M&S: Omnichannel talk is cheap, results needed

Marks and Spencer is the quintessential British High Street store, perhaps even one of the most important bellwethers of the UK economy, which makes its struggle to recover from the Great Recession so concerning. So says Manu Tyagi, Associate Partner, Retail and Consumer Goods at Infosys Consulting.

M&S this morning posted a disappointing Q3 2018/19 trading statement. Since 2010, successive CEOs have tried to recapture the company’s lost glory through a range of three-and five-year “turnaround” plans. While these all read well on paper, progress has been painfully slow, especially compared to rivals such as John Lewis, which has recently boasted an increase in sales.

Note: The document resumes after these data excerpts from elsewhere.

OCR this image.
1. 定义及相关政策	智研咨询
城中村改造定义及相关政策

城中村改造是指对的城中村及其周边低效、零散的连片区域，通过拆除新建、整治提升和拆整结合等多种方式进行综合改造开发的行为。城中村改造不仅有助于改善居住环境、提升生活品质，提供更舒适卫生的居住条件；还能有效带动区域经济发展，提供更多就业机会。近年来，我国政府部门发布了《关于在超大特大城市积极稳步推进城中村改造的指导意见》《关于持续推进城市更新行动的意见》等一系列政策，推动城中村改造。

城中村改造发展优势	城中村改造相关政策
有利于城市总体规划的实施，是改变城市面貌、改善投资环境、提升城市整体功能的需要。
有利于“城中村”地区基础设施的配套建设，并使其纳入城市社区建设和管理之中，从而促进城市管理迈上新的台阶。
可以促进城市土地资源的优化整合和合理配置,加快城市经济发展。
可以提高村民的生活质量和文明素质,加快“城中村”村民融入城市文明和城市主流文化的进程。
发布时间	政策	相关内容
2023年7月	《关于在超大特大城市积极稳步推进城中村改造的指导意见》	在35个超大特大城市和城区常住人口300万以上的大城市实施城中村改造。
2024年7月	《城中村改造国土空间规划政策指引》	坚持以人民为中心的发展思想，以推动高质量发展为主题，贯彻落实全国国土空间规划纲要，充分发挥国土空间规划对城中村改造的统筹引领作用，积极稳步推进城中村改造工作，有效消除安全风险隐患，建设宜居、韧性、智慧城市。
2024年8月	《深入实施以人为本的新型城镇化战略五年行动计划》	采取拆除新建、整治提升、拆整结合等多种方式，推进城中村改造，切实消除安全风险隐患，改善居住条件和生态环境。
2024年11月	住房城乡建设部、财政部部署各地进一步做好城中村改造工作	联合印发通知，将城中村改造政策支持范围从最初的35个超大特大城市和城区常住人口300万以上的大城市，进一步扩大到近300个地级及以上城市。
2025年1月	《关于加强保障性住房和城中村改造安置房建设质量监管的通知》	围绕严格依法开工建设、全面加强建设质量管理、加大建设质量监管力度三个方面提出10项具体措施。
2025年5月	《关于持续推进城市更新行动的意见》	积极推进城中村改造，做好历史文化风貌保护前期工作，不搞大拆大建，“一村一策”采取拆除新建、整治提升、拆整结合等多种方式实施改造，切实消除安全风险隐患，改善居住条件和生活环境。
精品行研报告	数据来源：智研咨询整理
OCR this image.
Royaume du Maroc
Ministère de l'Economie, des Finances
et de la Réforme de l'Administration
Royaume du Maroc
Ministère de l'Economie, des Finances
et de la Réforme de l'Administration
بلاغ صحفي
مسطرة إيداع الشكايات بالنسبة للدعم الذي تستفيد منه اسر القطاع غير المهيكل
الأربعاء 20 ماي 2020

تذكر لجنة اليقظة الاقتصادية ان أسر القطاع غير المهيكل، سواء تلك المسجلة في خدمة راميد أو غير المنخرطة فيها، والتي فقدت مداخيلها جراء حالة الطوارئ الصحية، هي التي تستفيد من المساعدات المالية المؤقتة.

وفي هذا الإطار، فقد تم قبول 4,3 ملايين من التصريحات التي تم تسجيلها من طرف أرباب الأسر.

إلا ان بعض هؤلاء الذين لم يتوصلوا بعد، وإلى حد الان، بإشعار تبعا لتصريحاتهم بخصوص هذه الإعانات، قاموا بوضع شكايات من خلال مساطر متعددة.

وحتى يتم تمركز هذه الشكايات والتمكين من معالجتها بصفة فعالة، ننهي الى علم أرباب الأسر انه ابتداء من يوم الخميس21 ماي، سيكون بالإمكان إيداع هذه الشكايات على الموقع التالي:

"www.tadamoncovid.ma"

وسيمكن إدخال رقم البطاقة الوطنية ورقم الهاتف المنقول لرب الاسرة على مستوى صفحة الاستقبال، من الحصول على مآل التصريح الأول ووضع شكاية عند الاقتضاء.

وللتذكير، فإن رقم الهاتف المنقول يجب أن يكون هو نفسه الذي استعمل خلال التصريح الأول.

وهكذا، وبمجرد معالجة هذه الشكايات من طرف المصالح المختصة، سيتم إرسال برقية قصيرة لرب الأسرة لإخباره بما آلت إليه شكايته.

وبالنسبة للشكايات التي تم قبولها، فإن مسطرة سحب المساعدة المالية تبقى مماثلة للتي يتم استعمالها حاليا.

This failure certainly isn’t down to a lack of ambition or a refusal to embrace the opportunities of digital, Tyagi argues. In fact, six years ago M&S was one of the first retailers to announce significant investment in a “digital lab” with 150 dedicated professionals. From its Sparks loyalty programme to gamifying the in-store experience, it seems to be doing the right things.

It has, however, publicly acknowledged that it is behind the curve in digital. With 133 years of history behind it, it suffers from overcapacity, an outdated supply chain, significant rental, wages and operations costs which makes progress slow.

“This iconic British brand could easily turn its fortunes around if it can live up to its vision of delivering larger, digitally-enabled, better-located and inspirational stores for its customers,” Tyagi says. 

“It’s saying all the right things about enabling more delivery options and enabling a seamless experience across the physical and digital worlds. But talk is cheap. Industry watchers will judge success on the evidence, looking for better clothing sales, growth in home delivery for food, and (perhaps most importantly) whether it manages to make its loyal consumers spend more either in-store or online.”